Search This Blog

Shipwrecks and Lost Treasures of the Seven Seas : WET & HOT NEWS !

06 May 2012

Japan tsunami debris moves towards US and Canada

Suzanne Goldenberg -

Wreckage including lumber, footballs, parts of roofs and factories, and even bikes will soon start coming ashore in North America.

Wreckage from Japan's tsunami – fishing gear and furniture, footballs and ships – has swept across the Pacific far faster than expected, with thousands of tonnes projected to land on North American shores this year. Scientists believe lighter objects such as buoys and oil drums began reaching land last November or December.

The rest is spread over thousands of miles of ocean between the Midway atoll and the northern islands of Hawaii.
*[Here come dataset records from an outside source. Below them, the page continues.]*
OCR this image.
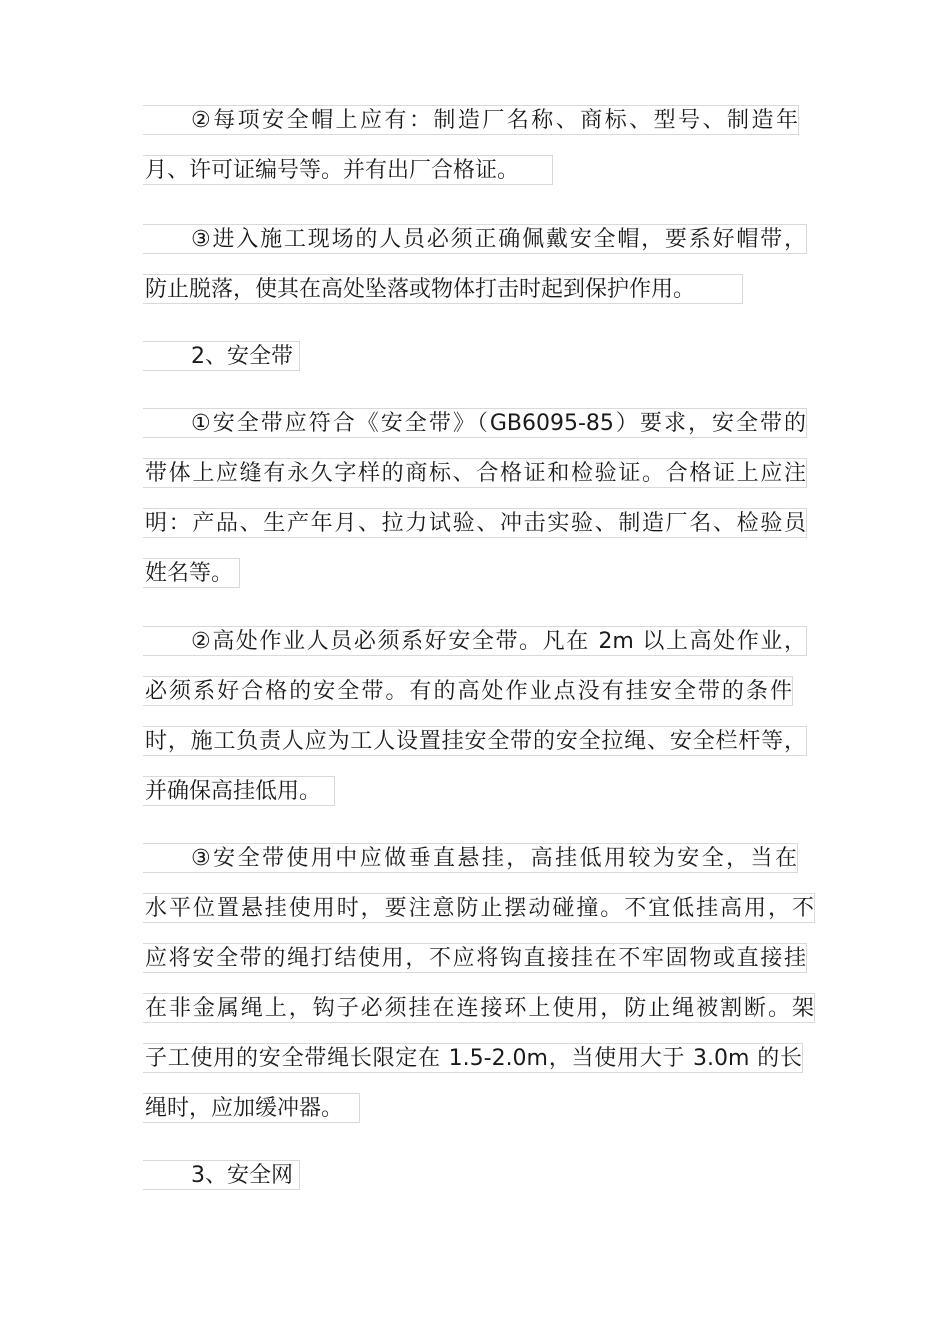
②每项安全帽上应有：制造厂名称、商标、型号、制造年
月、许可证编号等。并有出厂合格证。
③进入施工现场的人员必须正确佩戴安全帽，要系好帽带，
防止脱落，使其在高处坠落或物体打击时起到保护作用。
2、安全带
①安全带应符合《安全带》（GB6095-85）要求，安全带的
带体上应缝有永久字样的商标、合格证和检验证。合格证上应注
明：产品、生产年月、拉力试验、冲击实验、制造厂名、检验员
姓名等。
②高处作业人员必须系好安全带。凡在 2m 以上高处作业，
必须系好合格的安全带。有的高处作业点没有挂安全带的条件
时，施工负责人应为工人设置挂安全带的安全拉绳、安全栏杆等，
并确保高挂低用。
③安全带使用中应做垂直悬挂，高挂低用较为安全，当在
水平位置悬挂使用时，要注意防止摆动碰撞。不宜低挂高用，不
应将安全带的绳打结使用，不应将钩直接挂在不牢固物或直接挂
在非金属绳上，钩子必须挂在连接环上使用，防止绳被割断。架
子工使用的安全带绳长限定在 1.5-2.0m，当使用大于 3.0m 的长
绳时，应加缓冲器。
3、安全网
About 95% will probably never come ashore and is destined for that massive swirl of floating plastic known as the north Pacific garbage patch.

The remaining fraction is due to reach the west coast of the US and Canada in October.

No one expects to wake up one morning to a tsunami of rubbish. "It is not like you are going to be standing on the beach looking at the horizon and see a wall of debris come in," said Nicholas Mallos, a marine debris expert at the Ocean Conservancy.

But there have already been some bizarre finds.

This week a beachcomber in British Columbia found a moving crate containing a rusting Harley-Davidson motorcycle registered to Japan's Miyagi prefecture, which absorbed the brunt of the tsunami.

The crate also contained a set of golf clubs. Last month a a football washed up on an uninhabited island off Alaska and was traced to its owner, a Japanese schoolboy from the town of Rikuzentakata which was almost flattened by the tsunami.

A 160ft fishing boat, the Ryou-Un Maru, drifting to within 300 miles of the British Columbia coast before it was deemed a hazard to shipping and sunk by the US coastguard, was also found.